Как-то Резерфорд позвал меня к себе в кабинет, и я застал его читающим письмо и грохочущим своим открытым и заразительным смехом. Оказывается, письмо было от учеников какой-то украинской средней школы. Они сообщали Резерфорду, что организовали физический кружок и собираются продолжать его фундаментальные работы по изучению ядра атома, просят его стать почетным членом и прислать оттиски его научных трудов. При описании достижений Резерфорда и его открытий, сделанных в области ядерной физики, вместо физического термина они воспользовались физиологическим. Таким образом, структура атома в описании учеников получила свойства живого организма, что и вызвало смех Резерфорда. Я объяснил Резерфорду, как могло произойти это искажение. По-видимому, школьники сами делали перевод письма и при этом пользовались словарем, а в русском языке, в отличие от английского, слово «ядро» имеет два смысла. Резерфорд сказал, что он так и предполагал, и ответил ребятам письмом, в котором благодарит за высокую честь избрания и посылает оттиски своих работ.

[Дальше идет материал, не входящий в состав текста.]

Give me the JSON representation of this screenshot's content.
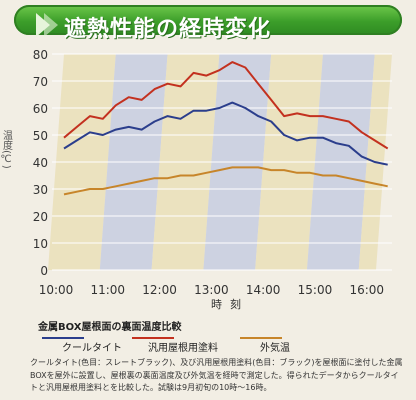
{
  "banner": {
    "title": "遮熱性能の経時変化"
  },
  "chart_data": {
    "type": "line",
    "title": "",
    "ylabel": "温度(℃)",
    "xlabel": "時刻",
    "ylim": [
      0,
      80
    ],
    "yticks": [
      0,
      10,
      20,
      30,
      40,
      50,
      60,
      70,
      80
    ],
    "xlim": [
      "10:00",
      "16:20"
    ],
    "xticks": [
      "10:00",
      "11:00",
      "12:00",
      "13:00",
      "14:00",
      "15:00",
      "16:00"
    ],
    "grid": true,
    "background_bands": [
      "#eadfb8",
      "#c7cde0"
    ],
    "series": [
      {
        "name": "汎用屋根用塗料",
        "color": "#c3311f",
        "x": [
          "10:00",
          "10:15",
          "10:30",
          "10:45",
          "11:00",
          "11:15",
          "11:30",
          "11:45",
          "12:00",
          "12:15",
          "12:30",
          "12:45",
          "13:00",
          "13:15",
          "13:30",
          "13:45",
          "14:00",
          "14:15",
          "14:30",
          "14:45",
          "15:00",
          "15:15",
          "15:30",
          "15:45",
          "16:00",
          "16:15"
        ],
        "values": [
          49,
          53,
          57,
          56,
          61,
          64,
          63,
          67,
          69,
          68,
          73,
          72,
          74,
          77,
          75,
          69,
          63,
          57,
          58,
          57,
          57,
          56,
          55,
          51,
          48,
          45
        ]
      },
      {
        "name": "クールタイト",
        "color": "#2b3e8c",
        "x": [
          "10:00",
          "10:15",
          "10:30",
          "10:45",
          "11:00",
          "11:15",
          "11:30",
          "11:45",
          "12:00",
          "12:15",
          "12:30",
          "12:45",
          "13:00",
          "13:15",
          "13:30",
          "13:45",
          "14:00",
          "14:15",
          "14:30",
          "14:45",
          "15:00",
          "15:15",
          "15:30",
          "15:45",
          "16:00",
          "16:15"
        ],
        "values": [
          45,
          48,
          51,
          50,
          52,
          53,
          52,
          55,
          57,
          56,
          59,
          59,
          60,
          62,
          60,
          57,
          55,
          50,
          48,
          49,
          49,
          47,
          46,
          42,
          40,
          39
        ]
      },
      {
        "name": "外気温",
        "color": "#c7852a",
        "x": [
          "10:00",
          "10:15",
          "10:30",
          "10:45",
          "11:00",
          "11:15",
          "11:30",
          "11:45",
          "12:00",
          "12:15",
          "12:30",
          "12:45",
          "13:00",
          "13:15",
          "13:30",
          "13:45",
          "14:00",
          "14:15",
          "14:30",
          "14:45",
          "15:00",
          "15:15",
          "15:30",
          "15:45",
          "16:00",
          "16:15"
        ],
        "values": [
          28,
          29,
          30,
          30,
          31,
          32,
          33,
          34,
          34,
          35,
          35,
          36,
          37,
          38,
          38,
          38,
          37,
          37,
          36,
          36,
          35,
          35,
          34,
          33,
          32,
          31
        ]
      }
    ]
  },
  "legend": {
    "title": "金属BOX屋根面の裏面温度比較",
    "items": [
      {
        "label": "クールタイト",
        "color": "#2b3e8c"
      },
      {
        "label": "汎用屋根用塗料",
        "color": "#c3311f"
      },
      {
        "label": "外気温",
        "color": "#c7852a"
      }
    ]
  },
  "note": "クールタイト(色目：スレートブラック)、及び汎用屋根用塗料(色目：ブラック)を屋根面に塗付した金属BOXを屋外に設置し、屋根裏の裏面温度及び外気温を経時で測定した。得られたデータからクールタイトと汎用屋根用塗料とを比較した。試験は9月初旬の10時〜16時。"
}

В заключение мне хотелось бы остановиться на вопросе, обсуждение которого я несколько раз встречал в литературе. Предвидел ли Резерфорд те громадные практические последствия, к которым приведет научное открытие и изучение радиоактивности? Громадный запас энергии, который скрыт в материи, был осознан физиками уже давно, это шло параллельно с развитием теории относительности. Вопрос, который тогда не имел еще решения, – удастся ли когда-либо найти способ реализовать эти громадные запасы энергии? Известно, что возможности получения энергии за счет ядерных процессов становились все более реальными по мере понимания сущности радиоактивных процессов. Главное, неясен был вопрос, удастся ли технически осуществить эти энергетические процессы? Мне помнятся, когда я говорил об этом с Резерфордом, он не проявлял к этому вопросу особого интереса. С самого начала моего знакомства с Резерфордом я обратил внимание на то, что у него не было никакого интереса к технике и техническим проблемам и даже, казалось, было какое-то к ним предубеждение, поскольку работа в области прикладных наук связана с денежными интересами.

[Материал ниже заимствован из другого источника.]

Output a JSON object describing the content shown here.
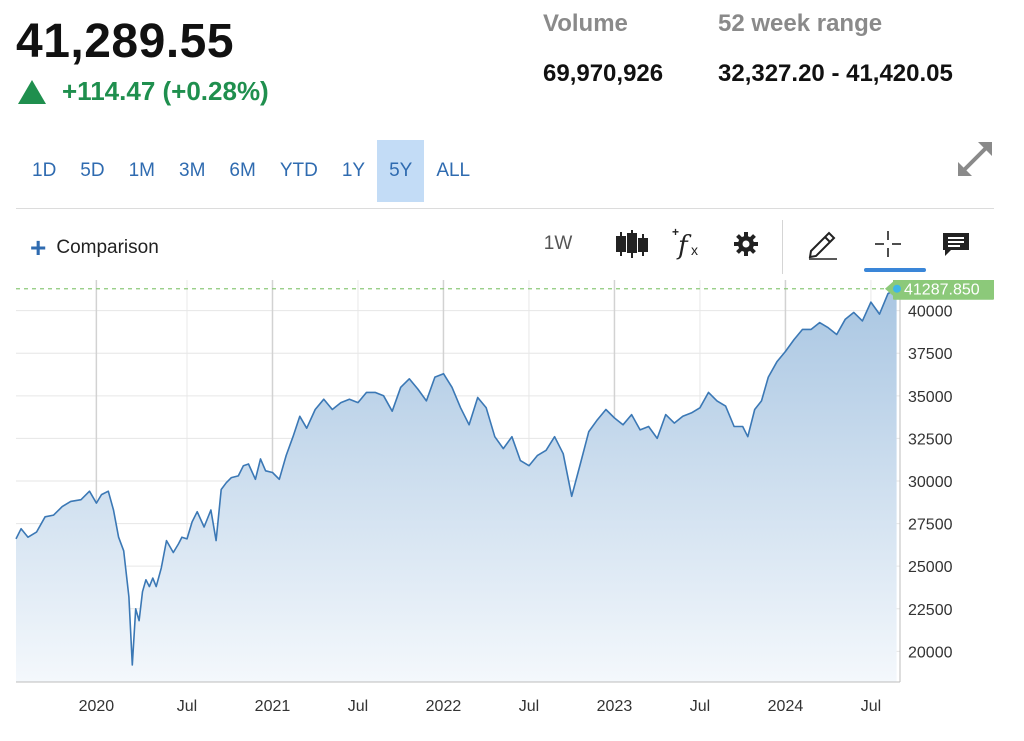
{
  "quote": {
    "price": "41,289.55",
    "change": "+114.47 (+0.28%)",
    "volume_label": "Volume",
    "volume_value": "69,970,926",
    "range_label": "52 week range",
    "range_value": "32,327.20 - 41,420.05"
  },
  "time_ranges": [
    "1D",
    "5D",
    "1M",
    "3M",
    "6M",
    "YTD",
    "1Y",
    "5Y",
    "ALL"
  ],
  "active_range": "5Y",
  "toolbar": {
    "comparison_label": "Comparison",
    "interval_label": "1W",
    "icons": [
      "candlestick-icon",
      "function-icon",
      "gear-icon",
      "pencil-icon",
      "crosshair-icon",
      "comment-icon"
    ]
  },
  "colors": {
    "accent": "#2f6bb0",
    "positive": "#1f8f4e",
    "line": "#3b78b5",
    "price_tag": "#8cc97a",
    "active_range_bg": "#c3dcf6"
  },
  "chart_data": {
    "type": "area",
    "ylim": [
      18200,
      41800
    ],
    "yticks": [
      20000,
      22500,
      25000,
      27500,
      30000,
      32500,
      35000,
      37500,
      40000
    ],
    "ytick_labels": [
      "20000",
      "22500",
      "25000",
      "27500",
      "30000",
      "32500",
      "35000",
      "37500",
      "40000"
    ],
    "xlim": [
      2019.5,
      2024.67
    ],
    "xticks": [
      {
        "x": 2019.97,
        "label": "2020",
        "major": true
      },
      {
        "x": 2020.5,
        "label": "Jul",
        "major": false
      },
      {
        "x": 2021.0,
        "label": "2021",
        "major": true
      },
      {
        "x": 2021.5,
        "label": "Jul",
        "major": false
      },
      {
        "x": 2022.0,
        "label": "2022",
        "major": true
      },
      {
        "x": 2022.5,
        "label": "Jul",
        "major": false
      },
      {
        "x": 2023.0,
        "label": "2023",
        "major": true
      },
      {
        "x": 2023.5,
        "label": "Jul",
        "major": false
      },
      {
        "x": 2024.0,
        "label": "2024",
        "major": true
      },
      {
        "x": 2024.5,
        "label": "Jul",
        "major": false
      }
    ],
    "last_value": 41287.85,
    "last_value_label": "41287.850",
    "series": [
      {
        "x": [
          2019.5,
          2019.53,
          2019.57,
          2019.62,
          2019.67,
          2019.72,
          2019.77,
          2019.82,
          2019.88,
          2019.93,
          2019.97,
          2020.0,
          2020.04,
          2020.07,
          2020.1,
          2020.13,
          2020.16,
          2020.18,
          2020.2,
          2020.22,
          2020.24,
          2020.26,
          2020.28,
          2020.3,
          2020.32,
          2020.35,
          2020.38,
          2020.42,
          2020.45,
          2020.47,
          2020.5,
          2020.53,
          2020.56,
          2020.6,
          2020.64,
          2020.67,
          2020.7,
          2020.73,
          2020.76,
          2020.8,
          2020.83,
          2020.86,
          2020.9,
          2020.93,
          2020.96,
          2021.0,
          2021.04,
          2021.08,
          2021.12,
          2021.16,
          2021.2,
          2021.25,
          2021.3,
          2021.35,
          2021.4,
          2021.45,
          2021.5,
          2021.55,
          2021.6,
          2021.65,
          2021.7,
          2021.75,
          2021.8,
          2021.85,
          2021.9,
          2021.95,
          2022.0,
          2022.05,
          2022.1,
          2022.15,
          2022.2,
          2022.25,
          2022.3,
          2022.35,
          2022.4,
          2022.45,
          2022.5,
          2022.55,
          2022.6,
          2022.65,
          2022.7,
          2022.75,
          2022.8,
          2022.85,
          2022.9,
          2022.95,
          2023.0,
          2023.05,
          2023.1,
          2023.15,
          2023.2,
          2023.25,
          2023.3,
          2023.35,
          2023.4,
          2023.45,
          2023.5,
          2023.55,
          2023.6,
          2023.65,
          2023.7,
          2023.75,
          2023.78,
          2023.82,
          2023.86,
          2023.9,
          2023.95,
          2024.0,
          2024.05,
          2024.1,
          2024.15,
          2024.2,
          2024.25,
          2024.3,
          2024.35,
          2024.4,
          2024.45,
          2024.5,
          2024.55,
          2024.6,
          2024.65
        ],
        "values": [
          26600,
          27200,
          26700,
          27000,
          27900,
          28000,
          28500,
          28800,
          28900,
          29400,
          28700,
          29200,
          29400,
          28300,
          26700,
          25900,
          23200,
          19200,
          22500,
          21800,
          23500,
          24200,
          23800,
          24300,
          23800,
          24900,
          26500,
          25800,
          26300,
          26700,
          26600,
          27600,
          28200,
          27300,
          28300,
          26500,
          29500,
          29900,
          30200,
          30300,
          30900,
          31000,
          30100,
          31300,
          30600,
          30500,
          30100,
          31500,
          32600,
          33800,
          33100,
          34200,
          34800,
          34200,
          34600,
          34800,
          34600,
          35200,
          35200,
          35000,
          34100,
          35500,
          36000,
          35400,
          34700,
          36100,
          36300,
          35500,
          34300,
          33300,
          34900,
          34300,
          32600,
          31900,
          32600,
          31200,
          30900,
          31500,
          31800,
          32600,
          31600,
          29100,
          31000,
          32900,
          33600,
          34200,
          33700,
          33300,
          33900,
          33000,
          33200,
          32500,
          33900,
          33400,
          33800,
          34000,
          34300,
          35200,
          34700,
          34400,
          33200,
          33200,
          32600,
          34200,
          34700,
          36100,
          37000,
          37600,
          38300,
          38900,
          38900,
          39300,
          39000,
          38600,
          39500,
          39900,
          39400,
          40500,
          39800,
          41000,
          41287.85
        ]
      }
    ]
  }
}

Я, будучи инженером по образованию, естественно, всегда интересовался техническими задачами. Ко мне не раз обращались за советами и с просьбой принять участие в решении технических задач в промышленности. Когда я советовался по этому поводу с Резерфордом, то он неизменно говорил мне: «Богу и маммоне служить одновременно нельзя», – и, конечно, это было правильно. Как-то он мне подробно и без одобрения рассказывал про судьбу Пупина, способного молодого физика, ставшего коммерсантом. Пупин был несколько старше Резерфорда и до него работал в Кавендишской лаборатории.

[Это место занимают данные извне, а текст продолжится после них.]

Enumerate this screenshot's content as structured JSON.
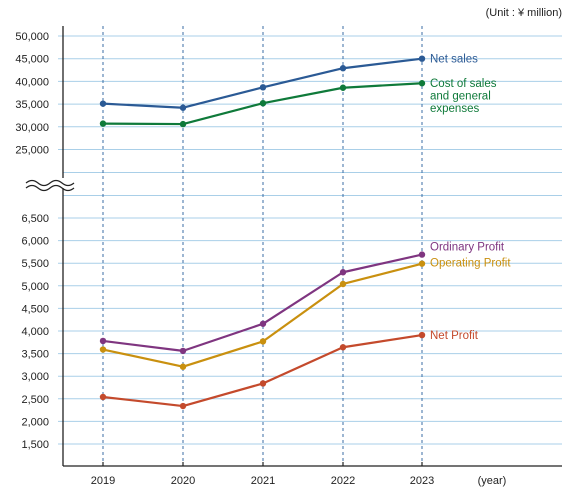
{
  "chart_data": {
    "type": "line",
    "unit_label": "(Unit : ¥ million)",
    "x_unit_label": "(year)",
    "categories": [
      "2019",
      "2020",
      "2021",
      "2022",
      "2023"
    ],
    "upper_panel": {
      "y_ticks": [
        "50,000",
        "45,000",
        "40,000",
        "35,000",
        "30,000",
        "25,000"
      ],
      "ylim": [
        22500,
        52500
      ],
      "series": [
        {
          "name": "Net sales",
          "color": "#2b5a95",
          "values": [
            35100,
            34200,
            38700,
            42900,
            45000
          ]
        },
        {
          "name": "Cost of sales and general expenses",
          "label_lines": [
            "Cost of sales",
            "and general",
            "expenses"
          ],
          "color": "#0f7a3a",
          "values": [
            30700,
            30600,
            35200,
            38600,
            39600
          ]
        }
      ]
    },
    "lower_panel": {
      "y_ticks": [
        "6,500",
        "6,000",
        "5,500",
        "5,000",
        "4,500",
        "4,000",
        "3,500",
        "3,000",
        "2,500",
        "2,000",
        "1,500"
      ],
      "ylim": [
        1000,
        7000
      ],
      "series": [
        {
          "name": "Ordinary Profit",
          "color": "#7f3580",
          "values": [
            3780,
            3560,
            4160,
            5300,
            5690
          ]
        },
        {
          "name": "Operating Profit",
          "color": "#c9900f",
          "values": [
            3590,
            3210,
            3770,
            5040,
            5490
          ]
        },
        {
          "name": "Net Profit",
          "color": "#c44a2c",
          "values": [
            2540,
            2340,
            2840,
            3640,
            3910
          ]
        }
      ]
    },
    "axis_break": true,
    "grid": true
  }
}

Поэтому я считаю, что суждения Резерфорда о практических последствиях ядерной физики не имели ценности. Эти вопросы лежали вне круга его интересов и вкусов.
Мне помнится еще такой разговор с Резерфордом за обедом в Тринити-колледж. Не помню, по какому поводу – под влиянием ли книги Ломброзо «Гений и помешательство» или по другой причине – я развил взгляд, что всякий крупный ученый должен быть до некоторой степени сумасшедшим. Резерфорд услыхал этот разговор и спросил меня:
– По вашему мнению, Капица, я тоже сумасшедший?
– Да, профессор.
– А как вы это докажете? – спросил он.
– Очень просто, – ответил я. – Вы помните, несколько дней назад вы сказали мне вскользь, что получили письмо из США, в котором крупная американская фирма (не помню сейчас какая, по-видимому, это была «Дженерал электрик») предлагала вам построить в Америке колоссальную лабораторию и при этом предлагала платить сказочное жалованье. Вы только рассмеялись на такое предложение и серьезно его не стали рассматривать. Так вот, с точки зрения нормального человека, вы поступили, как сумасшедший.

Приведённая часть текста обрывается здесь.